Pushing for justice in the road ahead 

Civil society, Global South negotiators, and frontline communities worked together during SB62 to push a powerful message: climate finance must be rooted in justice, not charity. In that spirit, CESR co-hosted the event “Climate Reparations: Advancing Justice for Frontline Communities”, where speakers called out Global North delay tactics and advanced rights-based solutions, including tax and debt justice.

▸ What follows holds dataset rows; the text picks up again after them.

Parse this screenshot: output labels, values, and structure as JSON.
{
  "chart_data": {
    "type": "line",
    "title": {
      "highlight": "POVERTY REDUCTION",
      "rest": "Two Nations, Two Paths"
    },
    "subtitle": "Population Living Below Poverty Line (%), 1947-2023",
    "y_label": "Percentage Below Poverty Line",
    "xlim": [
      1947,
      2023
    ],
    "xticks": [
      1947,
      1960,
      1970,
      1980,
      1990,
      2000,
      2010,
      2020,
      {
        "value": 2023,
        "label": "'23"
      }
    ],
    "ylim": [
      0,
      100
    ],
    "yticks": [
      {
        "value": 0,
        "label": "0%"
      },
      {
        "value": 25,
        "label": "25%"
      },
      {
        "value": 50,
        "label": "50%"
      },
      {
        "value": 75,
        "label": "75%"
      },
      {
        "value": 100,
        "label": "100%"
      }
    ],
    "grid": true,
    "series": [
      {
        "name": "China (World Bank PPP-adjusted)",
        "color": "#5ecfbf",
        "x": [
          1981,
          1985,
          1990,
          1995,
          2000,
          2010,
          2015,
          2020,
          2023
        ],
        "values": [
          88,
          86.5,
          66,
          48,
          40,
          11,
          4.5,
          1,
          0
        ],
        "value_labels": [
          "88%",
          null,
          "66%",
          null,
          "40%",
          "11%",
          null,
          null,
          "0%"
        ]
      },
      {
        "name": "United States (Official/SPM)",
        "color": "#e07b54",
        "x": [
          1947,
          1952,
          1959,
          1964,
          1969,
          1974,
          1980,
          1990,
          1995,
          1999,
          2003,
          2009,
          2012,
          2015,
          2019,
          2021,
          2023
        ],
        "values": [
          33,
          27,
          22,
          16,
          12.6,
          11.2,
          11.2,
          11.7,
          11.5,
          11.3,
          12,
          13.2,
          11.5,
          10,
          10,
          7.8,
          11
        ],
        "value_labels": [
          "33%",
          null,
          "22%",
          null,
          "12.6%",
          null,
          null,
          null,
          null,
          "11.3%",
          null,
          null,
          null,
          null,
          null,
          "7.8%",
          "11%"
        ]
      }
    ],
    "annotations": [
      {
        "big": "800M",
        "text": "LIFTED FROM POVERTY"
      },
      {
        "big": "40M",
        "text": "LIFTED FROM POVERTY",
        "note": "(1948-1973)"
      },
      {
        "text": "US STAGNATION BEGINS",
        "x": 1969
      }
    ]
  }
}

As our Director of Program, Dr. Marianna Leite wrote in her reflections on SB62:

“Providing climate finance at the scale, quantity and quality that is needed and as determined by the best available science is an obligation and fundamental for reparatory justice—not charity.”

This framing echoed throughout the negotiations and side events in Bonn, as civil society and Global South voices pushed back against delay tactics and insisted that climate finance must be grounded in rights and justice.

Throughout the talks, CESR joined others in reinforcing the legal and normative foundations of climate finance, sharing our Key Concepts: Climate Finance, Reparations and Human Rights, and collaborating with La Ruta del Clima to reframe global obligations through a reparations lens.

As the Fourth International Conference on Financing for Development (FfD4) continues in Spain, the links between climate justice, debt, tax, and development finance are clearer than ever. Transformative climate finance will not emerge from climate spaces alone, but from collective pressure across movements working to rewrite the rules of the global economy.